Anak tiri perempuan dapat menjadi mahram setelah terjadi hubungan badan antara laki-laki yang menikahi ibunya dan ibunya sebagaimana petikan berikut:
فَقَدْ ذَهَبَ الْفُقَهَاءُ إِلَى أَنَّ الْعَقْدَ الصَّحِيحَ مُثْبِتٌ لِحُرْمَةِ الْمُصَاهَرَةِ فِيمَا سِوَى بِنْتِ الزَّوْجَةِ وَهِيَ الرَّبِيبَةُ وَفُرُوعُهَا وَإِنْ نَزَلَتْ فَإِنَّهُنَّ لاَ يَحْرُمْنَ إِلاَّ بِالدُّخُول بِالزَّوْجَةِ
Artinya, “Para ulama fiqih berpendapat bahwa akad yang sah menetapkan status mahram karena pernikahan kecuali anak dari istri atau anak tiri serta anak-cucunya, meski terus ke bawah. Mereka tidak menjadi mahram kecuali setelah hubungan badan dengan istrinya (maksud istri di sini adalah ibu dari anak tiri).” (Lihat Al-Mausu‘ah Al-Fiqhiyyah Al-Kuwaitiyyah, jilid XXXVII, halaman 368).
Dalam kaitan ini, Syekh Abu Bakar bin Muhammad Al-Hishni mengungkap alasan mengapa ibu mertua langsung menjadi marham menantu laki-lakinya walaupun baru sekadar akad.
Sedangkan seorang anak perempuan tidak langsung menjadi mahram sampai ayah tirinya berhubungan badan dengan ibunya? Jawabannya, karena seorang laki-laki yang sudah menikah biasanya dituntut untuk berinteraksi dengan ibu mertuanya walaupun baru selesai akad.
Oleh karena itu, ibu mertua langsung menjadi mahram menantu laki-lakinya agar keduanya memungkinkan berkomunikasi lebih longgar. (Lihat Kifayatul Akhyar, jilid I, halaman 364).
Itulah empat baris yang menjadi mahram karena pernikahan.
Hanya saja tiga baris, yaitu mertua, menantu, dan ibu tiri, langsung menjadi mahram walaupun baru sekadar akad.
Sedangkan yang satu, yaitu anak tiri perempuan, menjadi mahram setelah terjadi hubungan badan dengan ibu tirinya.
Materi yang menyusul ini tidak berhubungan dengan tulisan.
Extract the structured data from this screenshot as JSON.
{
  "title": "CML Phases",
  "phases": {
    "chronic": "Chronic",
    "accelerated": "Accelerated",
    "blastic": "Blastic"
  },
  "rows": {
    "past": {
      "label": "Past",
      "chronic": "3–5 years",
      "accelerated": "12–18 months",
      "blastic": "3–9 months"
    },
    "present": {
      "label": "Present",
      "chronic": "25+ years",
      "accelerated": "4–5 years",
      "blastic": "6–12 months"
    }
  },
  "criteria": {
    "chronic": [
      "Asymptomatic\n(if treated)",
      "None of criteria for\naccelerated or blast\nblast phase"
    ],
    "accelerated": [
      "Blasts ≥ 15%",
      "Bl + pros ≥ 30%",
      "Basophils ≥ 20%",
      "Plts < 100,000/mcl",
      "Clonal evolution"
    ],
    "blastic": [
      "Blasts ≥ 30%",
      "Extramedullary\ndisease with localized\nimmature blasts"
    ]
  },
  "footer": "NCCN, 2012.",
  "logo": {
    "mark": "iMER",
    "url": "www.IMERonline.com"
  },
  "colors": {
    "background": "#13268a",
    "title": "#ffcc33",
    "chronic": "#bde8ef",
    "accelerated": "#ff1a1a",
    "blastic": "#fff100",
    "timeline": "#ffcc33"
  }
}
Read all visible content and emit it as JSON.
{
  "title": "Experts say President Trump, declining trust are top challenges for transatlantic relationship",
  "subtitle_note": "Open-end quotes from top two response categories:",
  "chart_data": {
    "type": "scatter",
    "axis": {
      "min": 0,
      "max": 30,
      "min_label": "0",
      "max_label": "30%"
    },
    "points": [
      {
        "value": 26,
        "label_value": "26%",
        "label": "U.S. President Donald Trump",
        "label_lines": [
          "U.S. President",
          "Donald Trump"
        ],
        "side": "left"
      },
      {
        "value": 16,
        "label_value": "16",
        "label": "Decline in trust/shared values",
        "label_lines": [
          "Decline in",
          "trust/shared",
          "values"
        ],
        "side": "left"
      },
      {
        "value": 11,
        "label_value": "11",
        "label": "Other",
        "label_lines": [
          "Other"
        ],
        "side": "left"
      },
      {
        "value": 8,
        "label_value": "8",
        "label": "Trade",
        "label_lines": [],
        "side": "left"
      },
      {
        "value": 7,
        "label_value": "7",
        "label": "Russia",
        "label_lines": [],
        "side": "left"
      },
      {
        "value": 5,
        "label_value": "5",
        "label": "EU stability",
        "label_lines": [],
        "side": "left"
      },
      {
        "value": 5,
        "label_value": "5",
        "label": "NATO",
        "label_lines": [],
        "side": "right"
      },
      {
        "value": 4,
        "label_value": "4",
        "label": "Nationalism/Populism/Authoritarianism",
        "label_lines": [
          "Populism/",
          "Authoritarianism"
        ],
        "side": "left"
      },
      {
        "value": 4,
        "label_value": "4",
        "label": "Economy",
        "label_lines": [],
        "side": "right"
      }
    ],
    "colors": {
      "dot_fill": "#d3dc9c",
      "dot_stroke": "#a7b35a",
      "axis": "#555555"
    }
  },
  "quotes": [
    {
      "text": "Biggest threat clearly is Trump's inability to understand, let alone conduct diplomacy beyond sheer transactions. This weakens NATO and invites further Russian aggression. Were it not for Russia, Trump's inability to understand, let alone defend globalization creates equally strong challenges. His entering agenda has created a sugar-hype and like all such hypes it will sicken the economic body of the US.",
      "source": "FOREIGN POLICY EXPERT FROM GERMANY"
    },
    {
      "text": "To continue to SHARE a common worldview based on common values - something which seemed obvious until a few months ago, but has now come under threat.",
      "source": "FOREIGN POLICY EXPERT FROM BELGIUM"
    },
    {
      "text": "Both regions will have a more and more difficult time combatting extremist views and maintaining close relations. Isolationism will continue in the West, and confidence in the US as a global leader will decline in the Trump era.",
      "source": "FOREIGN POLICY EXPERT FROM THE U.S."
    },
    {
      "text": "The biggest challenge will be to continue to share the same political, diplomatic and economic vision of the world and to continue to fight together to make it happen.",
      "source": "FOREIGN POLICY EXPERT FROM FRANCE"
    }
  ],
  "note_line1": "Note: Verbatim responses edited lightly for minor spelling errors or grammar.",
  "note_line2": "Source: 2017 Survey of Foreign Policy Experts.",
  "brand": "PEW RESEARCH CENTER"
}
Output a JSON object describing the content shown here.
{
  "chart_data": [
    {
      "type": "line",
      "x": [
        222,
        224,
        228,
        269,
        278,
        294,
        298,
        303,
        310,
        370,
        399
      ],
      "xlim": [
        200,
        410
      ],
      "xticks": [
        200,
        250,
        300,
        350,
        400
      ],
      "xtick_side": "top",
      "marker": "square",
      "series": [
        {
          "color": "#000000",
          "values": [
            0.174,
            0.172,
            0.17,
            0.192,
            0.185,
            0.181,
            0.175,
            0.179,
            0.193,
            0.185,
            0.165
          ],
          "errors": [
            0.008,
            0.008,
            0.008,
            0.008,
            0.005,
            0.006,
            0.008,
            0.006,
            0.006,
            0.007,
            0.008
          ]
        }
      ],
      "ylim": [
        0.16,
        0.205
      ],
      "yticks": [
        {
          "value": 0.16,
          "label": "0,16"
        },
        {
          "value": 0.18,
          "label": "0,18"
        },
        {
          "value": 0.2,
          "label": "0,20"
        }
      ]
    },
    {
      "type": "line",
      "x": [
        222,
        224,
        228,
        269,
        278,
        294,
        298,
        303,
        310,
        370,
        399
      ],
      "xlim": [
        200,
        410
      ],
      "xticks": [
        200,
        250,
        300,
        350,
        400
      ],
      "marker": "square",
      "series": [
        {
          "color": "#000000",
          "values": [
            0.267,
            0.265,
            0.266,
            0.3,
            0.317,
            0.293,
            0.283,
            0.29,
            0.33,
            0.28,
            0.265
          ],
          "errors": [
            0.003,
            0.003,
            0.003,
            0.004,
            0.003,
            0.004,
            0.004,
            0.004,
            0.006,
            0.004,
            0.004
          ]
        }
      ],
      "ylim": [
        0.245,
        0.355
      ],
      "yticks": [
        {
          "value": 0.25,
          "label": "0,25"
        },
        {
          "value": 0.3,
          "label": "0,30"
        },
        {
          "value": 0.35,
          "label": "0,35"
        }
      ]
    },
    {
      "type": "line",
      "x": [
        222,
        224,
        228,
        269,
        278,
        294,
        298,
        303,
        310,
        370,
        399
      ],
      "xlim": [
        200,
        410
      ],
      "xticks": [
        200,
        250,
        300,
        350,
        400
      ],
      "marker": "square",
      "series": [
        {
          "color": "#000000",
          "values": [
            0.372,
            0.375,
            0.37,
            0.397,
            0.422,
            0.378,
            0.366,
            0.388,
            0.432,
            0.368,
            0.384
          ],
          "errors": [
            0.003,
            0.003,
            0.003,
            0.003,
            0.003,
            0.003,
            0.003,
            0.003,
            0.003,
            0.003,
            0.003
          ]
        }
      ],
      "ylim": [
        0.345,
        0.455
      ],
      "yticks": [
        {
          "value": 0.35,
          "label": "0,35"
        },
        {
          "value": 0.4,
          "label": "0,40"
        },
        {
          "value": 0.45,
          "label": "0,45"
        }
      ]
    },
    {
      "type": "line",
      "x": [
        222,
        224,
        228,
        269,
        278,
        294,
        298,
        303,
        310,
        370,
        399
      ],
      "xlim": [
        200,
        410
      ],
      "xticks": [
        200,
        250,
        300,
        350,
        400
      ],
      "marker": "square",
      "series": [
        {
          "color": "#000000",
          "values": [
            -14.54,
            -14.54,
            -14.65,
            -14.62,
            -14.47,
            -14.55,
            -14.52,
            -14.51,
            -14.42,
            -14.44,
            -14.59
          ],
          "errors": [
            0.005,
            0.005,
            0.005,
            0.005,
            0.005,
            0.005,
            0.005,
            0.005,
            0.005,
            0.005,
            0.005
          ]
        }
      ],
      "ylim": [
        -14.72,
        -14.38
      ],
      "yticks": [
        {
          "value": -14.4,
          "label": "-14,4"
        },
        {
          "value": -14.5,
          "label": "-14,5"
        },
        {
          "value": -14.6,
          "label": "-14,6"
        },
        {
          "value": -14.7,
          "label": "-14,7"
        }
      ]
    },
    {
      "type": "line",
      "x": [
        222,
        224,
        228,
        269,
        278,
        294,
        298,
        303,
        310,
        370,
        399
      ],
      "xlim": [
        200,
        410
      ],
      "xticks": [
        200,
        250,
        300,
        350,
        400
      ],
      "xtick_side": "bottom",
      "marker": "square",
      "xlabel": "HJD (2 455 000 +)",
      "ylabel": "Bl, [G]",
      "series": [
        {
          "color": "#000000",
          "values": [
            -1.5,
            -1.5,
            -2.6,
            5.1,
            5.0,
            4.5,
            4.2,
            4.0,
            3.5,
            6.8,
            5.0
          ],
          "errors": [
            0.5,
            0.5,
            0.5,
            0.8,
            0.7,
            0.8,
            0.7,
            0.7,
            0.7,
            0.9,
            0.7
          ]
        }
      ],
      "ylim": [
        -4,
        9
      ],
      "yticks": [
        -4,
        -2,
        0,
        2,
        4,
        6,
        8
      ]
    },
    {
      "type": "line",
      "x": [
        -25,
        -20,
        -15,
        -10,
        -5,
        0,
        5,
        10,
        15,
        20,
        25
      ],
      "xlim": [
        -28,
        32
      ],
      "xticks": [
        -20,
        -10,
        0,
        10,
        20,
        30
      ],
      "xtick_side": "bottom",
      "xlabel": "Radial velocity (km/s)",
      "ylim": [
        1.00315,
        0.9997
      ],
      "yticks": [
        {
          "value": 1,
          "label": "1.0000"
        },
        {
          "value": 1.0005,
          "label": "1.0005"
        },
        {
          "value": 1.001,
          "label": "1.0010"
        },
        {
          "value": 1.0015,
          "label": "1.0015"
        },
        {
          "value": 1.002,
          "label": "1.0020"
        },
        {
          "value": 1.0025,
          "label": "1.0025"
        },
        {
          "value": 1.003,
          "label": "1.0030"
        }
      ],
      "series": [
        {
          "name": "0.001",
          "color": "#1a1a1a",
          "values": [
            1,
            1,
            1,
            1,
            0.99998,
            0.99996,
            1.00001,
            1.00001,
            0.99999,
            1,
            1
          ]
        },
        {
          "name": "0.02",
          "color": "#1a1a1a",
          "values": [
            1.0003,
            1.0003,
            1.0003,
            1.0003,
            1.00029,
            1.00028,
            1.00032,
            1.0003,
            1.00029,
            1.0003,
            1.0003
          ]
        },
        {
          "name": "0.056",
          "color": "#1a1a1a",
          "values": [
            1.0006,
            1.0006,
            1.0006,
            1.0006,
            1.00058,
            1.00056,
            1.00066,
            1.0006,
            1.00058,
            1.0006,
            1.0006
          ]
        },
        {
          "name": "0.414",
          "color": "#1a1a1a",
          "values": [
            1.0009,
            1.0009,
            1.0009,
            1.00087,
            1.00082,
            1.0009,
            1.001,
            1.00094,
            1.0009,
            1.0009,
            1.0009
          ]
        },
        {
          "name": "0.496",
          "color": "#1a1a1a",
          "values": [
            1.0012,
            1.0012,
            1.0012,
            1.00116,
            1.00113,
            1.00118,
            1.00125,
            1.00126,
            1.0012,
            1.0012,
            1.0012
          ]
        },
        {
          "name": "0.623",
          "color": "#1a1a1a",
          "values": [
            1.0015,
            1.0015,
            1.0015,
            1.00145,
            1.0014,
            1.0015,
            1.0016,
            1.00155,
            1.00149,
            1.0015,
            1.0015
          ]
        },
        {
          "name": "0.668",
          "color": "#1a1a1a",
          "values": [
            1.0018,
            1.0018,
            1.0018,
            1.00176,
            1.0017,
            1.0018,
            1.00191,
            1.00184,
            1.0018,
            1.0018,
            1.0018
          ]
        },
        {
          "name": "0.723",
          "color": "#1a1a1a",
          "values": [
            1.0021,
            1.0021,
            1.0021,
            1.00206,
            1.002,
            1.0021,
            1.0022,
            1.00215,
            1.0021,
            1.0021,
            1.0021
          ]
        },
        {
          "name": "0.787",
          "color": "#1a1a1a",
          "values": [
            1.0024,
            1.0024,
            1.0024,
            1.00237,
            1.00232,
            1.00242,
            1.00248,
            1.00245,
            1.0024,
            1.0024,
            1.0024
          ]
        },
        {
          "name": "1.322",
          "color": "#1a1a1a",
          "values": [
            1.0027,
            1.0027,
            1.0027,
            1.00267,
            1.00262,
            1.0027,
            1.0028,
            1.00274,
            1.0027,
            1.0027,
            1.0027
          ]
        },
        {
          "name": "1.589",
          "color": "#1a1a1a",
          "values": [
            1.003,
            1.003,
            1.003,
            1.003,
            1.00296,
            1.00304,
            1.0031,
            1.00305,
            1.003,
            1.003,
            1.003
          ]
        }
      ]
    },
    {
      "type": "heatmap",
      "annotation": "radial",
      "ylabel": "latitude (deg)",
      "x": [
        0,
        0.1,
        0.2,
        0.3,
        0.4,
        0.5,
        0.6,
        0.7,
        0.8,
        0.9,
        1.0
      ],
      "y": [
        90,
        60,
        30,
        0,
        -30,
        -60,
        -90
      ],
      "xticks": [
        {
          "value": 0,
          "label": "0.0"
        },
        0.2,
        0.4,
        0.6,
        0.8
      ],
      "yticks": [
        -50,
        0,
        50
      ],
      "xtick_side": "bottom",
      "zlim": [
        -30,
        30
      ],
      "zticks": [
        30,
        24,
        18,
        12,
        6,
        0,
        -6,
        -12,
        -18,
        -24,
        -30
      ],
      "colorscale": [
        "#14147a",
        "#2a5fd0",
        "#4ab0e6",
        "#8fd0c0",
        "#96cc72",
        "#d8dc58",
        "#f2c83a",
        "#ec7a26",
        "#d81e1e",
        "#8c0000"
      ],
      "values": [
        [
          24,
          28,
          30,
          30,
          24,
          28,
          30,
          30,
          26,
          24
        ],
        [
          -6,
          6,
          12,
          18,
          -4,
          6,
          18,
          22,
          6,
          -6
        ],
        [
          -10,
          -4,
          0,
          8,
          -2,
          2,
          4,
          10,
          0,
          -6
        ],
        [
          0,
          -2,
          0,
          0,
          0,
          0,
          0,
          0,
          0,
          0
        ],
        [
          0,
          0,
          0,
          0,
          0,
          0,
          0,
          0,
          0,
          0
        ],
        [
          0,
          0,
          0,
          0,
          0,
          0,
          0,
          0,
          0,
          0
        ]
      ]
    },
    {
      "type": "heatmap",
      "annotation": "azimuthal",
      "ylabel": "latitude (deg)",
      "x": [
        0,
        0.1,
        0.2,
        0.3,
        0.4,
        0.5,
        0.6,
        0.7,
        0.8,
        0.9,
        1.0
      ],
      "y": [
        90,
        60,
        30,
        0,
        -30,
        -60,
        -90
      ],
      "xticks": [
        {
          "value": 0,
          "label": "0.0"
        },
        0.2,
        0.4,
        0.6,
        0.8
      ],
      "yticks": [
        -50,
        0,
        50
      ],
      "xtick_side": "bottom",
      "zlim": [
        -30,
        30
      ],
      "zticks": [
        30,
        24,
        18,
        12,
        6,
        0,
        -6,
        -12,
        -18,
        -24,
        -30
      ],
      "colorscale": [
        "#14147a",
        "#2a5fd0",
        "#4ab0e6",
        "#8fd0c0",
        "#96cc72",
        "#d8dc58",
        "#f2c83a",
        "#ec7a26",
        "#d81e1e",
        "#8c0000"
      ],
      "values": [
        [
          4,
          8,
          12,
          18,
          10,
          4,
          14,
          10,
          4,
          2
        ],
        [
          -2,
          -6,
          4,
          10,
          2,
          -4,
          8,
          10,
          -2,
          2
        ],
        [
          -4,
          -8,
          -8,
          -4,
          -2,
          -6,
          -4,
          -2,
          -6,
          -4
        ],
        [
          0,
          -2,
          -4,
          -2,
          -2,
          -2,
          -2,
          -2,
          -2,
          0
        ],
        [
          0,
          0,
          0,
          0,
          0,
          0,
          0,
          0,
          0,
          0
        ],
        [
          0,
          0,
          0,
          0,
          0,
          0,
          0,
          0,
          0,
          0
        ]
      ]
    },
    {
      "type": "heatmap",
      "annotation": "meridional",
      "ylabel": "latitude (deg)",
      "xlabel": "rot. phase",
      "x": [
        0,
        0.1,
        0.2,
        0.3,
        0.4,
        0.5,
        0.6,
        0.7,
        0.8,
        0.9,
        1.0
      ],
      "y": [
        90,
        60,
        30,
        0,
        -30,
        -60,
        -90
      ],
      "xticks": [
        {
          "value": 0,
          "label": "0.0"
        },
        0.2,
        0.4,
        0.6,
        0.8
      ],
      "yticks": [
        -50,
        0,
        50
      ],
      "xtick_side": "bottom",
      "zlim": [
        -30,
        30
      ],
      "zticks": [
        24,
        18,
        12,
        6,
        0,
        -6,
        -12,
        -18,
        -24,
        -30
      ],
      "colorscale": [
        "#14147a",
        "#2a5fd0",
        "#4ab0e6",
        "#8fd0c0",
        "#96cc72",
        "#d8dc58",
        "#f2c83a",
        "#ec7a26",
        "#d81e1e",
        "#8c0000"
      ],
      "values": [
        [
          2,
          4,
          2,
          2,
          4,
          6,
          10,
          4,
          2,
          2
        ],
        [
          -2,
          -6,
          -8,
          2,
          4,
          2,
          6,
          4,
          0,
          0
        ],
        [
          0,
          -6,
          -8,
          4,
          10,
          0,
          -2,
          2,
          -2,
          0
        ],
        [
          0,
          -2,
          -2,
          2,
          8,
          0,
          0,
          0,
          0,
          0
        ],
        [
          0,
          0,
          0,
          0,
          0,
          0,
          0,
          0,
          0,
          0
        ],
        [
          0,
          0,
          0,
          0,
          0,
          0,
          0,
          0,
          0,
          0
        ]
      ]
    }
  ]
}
Mahram dimaksud tentunya adalah mahram mu’abbad atau mahram permanen.
Adapun pihak-pihak yang tidak menjadi mahram walaupun terjadi perkawinan disebutkan oleh Imam An-Nawawi dalam kitabnya sebagai berikut:
لَا تَحْرُمُ بِنْتُ زَوْجِ الْأُمِّ، وَلَا أُمُّهُ، وَلَا بِنْتُ زَوْجِ الْبِنْتِ، وَلَا أُمُّهُ، وَلَا أُمُّ زَوْجَةِ الْأَبِ، وَلَا بِنْتُهَا، وَلَا أُمُّ زَوْجَةِ الِابْنِ، وَلَا بِنْتُهَا، وَلَا زَوْجَةُ الرَّبِيبِ وَلَا زَوْجَةُ الرَّابِّ
Artinya,
“Tidak haram (bagi seorang laki-laki untuk menikahi (1) putri dari suami ibunya, (2) ibu dari suami ibunya, (3) putri dari suami anak perempuannya, (4) ibu dari suami anak perempuannya, (5) ibu dari istri ayah, (6) putri dari istri ayah, (7) ibu dari istri anak, (8) putri dari istri anak, (9) istri dari anak tiri laki-lakinya, dan tidak pula (diharamkan untuk menikahi) (10) istri dari ayah tirinya. (Lihat An-Nawawi, Raudhatut Thalibin, jilid VII, halaman 112).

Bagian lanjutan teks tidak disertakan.